There’s no argument more resources would be needed to help school districts overcome these challenges, but the question is over the best method to directly address them.
Hanushek said increasing teacher salaries is one way. However, he said, a broad increase in teacher salaries isn’t a silver bullet.
“Bad teachers like more money as much as good teachers,” he said. “We know from undisputed research that the effectiveness of teachers is extraordinarily important. So systems that identify effective teachers and provide effective teachers to disadvantaged kids that are poor-performing are ones that have closed the achievement gap.”
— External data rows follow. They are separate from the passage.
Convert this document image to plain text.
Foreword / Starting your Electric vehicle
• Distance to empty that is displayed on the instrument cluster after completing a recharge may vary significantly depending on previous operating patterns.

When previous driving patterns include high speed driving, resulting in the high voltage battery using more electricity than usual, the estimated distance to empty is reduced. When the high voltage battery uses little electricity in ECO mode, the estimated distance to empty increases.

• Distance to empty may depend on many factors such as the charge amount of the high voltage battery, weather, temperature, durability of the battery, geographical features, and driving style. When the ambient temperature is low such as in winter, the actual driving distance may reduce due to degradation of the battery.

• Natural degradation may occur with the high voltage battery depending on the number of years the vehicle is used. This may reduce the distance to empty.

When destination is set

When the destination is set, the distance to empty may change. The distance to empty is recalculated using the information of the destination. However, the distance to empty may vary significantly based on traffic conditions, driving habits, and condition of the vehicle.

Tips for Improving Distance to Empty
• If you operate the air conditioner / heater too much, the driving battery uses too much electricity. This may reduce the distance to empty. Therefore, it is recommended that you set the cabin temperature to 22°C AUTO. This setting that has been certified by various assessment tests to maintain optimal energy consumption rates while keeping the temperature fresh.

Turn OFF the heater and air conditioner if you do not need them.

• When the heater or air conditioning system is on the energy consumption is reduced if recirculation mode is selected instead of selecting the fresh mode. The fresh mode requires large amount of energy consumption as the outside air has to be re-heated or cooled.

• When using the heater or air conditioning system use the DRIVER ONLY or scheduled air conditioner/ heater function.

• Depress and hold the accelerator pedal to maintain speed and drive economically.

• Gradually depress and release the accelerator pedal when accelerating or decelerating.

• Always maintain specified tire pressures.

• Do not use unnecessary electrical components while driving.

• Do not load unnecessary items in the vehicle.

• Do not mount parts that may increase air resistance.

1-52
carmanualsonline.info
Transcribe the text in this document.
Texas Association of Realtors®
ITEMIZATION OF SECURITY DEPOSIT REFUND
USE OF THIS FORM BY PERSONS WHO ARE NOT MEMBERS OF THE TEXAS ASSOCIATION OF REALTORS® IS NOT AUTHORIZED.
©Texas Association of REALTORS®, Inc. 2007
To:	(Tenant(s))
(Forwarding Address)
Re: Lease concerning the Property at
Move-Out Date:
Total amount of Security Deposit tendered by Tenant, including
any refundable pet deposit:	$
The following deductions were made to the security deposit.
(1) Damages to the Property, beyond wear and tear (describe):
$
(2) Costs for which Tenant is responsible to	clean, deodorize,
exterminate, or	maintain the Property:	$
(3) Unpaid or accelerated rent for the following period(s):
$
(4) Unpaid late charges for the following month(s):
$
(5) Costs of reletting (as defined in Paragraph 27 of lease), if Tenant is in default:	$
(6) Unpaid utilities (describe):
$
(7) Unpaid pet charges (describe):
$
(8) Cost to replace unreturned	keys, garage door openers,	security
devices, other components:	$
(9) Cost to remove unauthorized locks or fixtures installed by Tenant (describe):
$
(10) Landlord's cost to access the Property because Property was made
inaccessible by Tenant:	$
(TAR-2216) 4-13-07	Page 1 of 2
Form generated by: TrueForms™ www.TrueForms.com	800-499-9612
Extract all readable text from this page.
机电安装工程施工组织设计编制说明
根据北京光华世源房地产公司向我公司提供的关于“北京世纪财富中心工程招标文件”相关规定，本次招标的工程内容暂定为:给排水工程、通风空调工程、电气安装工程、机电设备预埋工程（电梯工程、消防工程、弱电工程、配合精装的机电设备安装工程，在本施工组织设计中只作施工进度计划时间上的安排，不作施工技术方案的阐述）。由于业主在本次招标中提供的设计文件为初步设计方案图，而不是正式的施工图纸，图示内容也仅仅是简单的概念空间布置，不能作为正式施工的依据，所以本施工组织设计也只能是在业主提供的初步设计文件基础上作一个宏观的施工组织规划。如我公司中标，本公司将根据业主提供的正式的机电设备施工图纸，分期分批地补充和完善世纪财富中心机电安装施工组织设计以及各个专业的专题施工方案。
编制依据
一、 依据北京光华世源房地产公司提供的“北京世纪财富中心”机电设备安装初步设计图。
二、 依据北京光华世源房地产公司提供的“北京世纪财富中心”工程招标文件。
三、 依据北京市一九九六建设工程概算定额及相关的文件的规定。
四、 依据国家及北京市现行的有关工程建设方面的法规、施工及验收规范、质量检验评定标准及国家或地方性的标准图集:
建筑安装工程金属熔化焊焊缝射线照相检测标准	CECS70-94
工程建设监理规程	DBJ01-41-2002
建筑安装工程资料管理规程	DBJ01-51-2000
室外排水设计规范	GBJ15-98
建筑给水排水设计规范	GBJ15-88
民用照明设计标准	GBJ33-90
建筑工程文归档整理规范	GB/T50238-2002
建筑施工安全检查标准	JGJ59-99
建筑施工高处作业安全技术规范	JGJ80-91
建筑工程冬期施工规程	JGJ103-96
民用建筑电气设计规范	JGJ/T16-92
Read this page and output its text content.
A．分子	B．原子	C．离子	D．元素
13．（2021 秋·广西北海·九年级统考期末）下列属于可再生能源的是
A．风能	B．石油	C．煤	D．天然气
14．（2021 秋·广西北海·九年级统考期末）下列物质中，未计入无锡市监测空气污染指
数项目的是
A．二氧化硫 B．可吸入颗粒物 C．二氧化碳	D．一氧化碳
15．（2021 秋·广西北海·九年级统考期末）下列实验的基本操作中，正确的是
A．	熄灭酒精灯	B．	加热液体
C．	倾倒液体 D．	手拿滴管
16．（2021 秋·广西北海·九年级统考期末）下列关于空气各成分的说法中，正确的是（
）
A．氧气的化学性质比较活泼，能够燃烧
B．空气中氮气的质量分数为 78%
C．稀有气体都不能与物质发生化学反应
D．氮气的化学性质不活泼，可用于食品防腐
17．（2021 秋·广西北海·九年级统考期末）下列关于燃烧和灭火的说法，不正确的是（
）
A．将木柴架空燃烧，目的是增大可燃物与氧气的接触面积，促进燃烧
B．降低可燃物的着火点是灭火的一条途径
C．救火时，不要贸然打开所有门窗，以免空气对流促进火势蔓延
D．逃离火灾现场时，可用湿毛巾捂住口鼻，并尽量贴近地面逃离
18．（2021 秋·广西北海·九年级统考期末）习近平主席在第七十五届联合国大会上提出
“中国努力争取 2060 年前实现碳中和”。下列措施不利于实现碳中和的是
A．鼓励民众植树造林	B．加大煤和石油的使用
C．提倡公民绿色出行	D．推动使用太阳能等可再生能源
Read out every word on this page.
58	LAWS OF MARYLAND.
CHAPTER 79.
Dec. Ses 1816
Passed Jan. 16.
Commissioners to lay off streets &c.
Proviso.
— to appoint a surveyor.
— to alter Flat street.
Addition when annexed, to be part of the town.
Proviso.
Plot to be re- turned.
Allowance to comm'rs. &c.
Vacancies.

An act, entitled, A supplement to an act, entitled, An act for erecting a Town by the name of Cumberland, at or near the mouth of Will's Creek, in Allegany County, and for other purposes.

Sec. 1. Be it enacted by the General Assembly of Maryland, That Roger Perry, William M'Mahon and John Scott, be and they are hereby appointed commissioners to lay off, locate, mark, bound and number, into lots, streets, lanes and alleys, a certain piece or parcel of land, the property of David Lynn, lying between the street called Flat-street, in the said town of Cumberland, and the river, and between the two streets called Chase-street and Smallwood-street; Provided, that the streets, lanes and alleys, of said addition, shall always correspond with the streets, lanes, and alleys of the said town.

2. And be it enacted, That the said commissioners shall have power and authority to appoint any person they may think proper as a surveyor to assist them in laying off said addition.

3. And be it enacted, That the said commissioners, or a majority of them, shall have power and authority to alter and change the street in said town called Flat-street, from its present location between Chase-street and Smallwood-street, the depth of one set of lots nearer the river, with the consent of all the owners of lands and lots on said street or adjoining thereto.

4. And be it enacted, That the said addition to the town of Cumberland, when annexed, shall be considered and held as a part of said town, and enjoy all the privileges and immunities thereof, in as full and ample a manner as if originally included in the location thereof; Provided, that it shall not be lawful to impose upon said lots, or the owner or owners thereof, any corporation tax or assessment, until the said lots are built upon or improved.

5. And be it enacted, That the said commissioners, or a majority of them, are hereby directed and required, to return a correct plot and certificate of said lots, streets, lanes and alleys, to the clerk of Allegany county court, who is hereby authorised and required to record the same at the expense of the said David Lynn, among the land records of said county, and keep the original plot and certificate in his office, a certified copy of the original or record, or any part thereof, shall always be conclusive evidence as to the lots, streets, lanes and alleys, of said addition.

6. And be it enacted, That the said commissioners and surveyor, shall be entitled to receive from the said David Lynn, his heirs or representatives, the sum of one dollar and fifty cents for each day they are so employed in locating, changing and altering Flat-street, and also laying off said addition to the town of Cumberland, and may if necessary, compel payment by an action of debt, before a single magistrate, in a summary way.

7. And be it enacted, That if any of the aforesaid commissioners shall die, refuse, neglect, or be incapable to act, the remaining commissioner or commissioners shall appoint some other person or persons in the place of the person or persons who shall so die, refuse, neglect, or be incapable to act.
Hanushek suggested implementing a teacher evaluation system similar to the IMPACT program in Washington, D.C., where teachers with highly effective ratings are rewarded with bonuses and ineffective teachers are pushed out. “It’s hard to devise regulations that say, ‘Go do good,’” he explained as his rationale for accountability and incentive measures.
What comes next
Findings of facts and conclusions are due at the end of the month, and amicus briefs from outside parties are due May 6. Post-trial briefs will be concluded by July 6, at which time Jubelirer could make a ruling or order additional oral arguments over the summer. Regardless of the outcome, the losing party is expected to appeal to the Pennsylvania Supreme Court.
If Jubelirer rules in favor of the petitioners, lawmakers will have to go back to the drawing board to create a school funding system that allows all school districts to meet academic standards. Klehr said she hopes any redesign of the state’s education funding system starts with a needs assessment and works in transparency mechanisms from there.
“Any rational system would start with an effort to figure out how much state funding schools need to be able to provide essential educational support,” she said. “The court isn’t going to come up with what that system is. We would hope that the court would exercise oversight over the process to ensure accountability of the General Assembly to meet its constitutional duties.”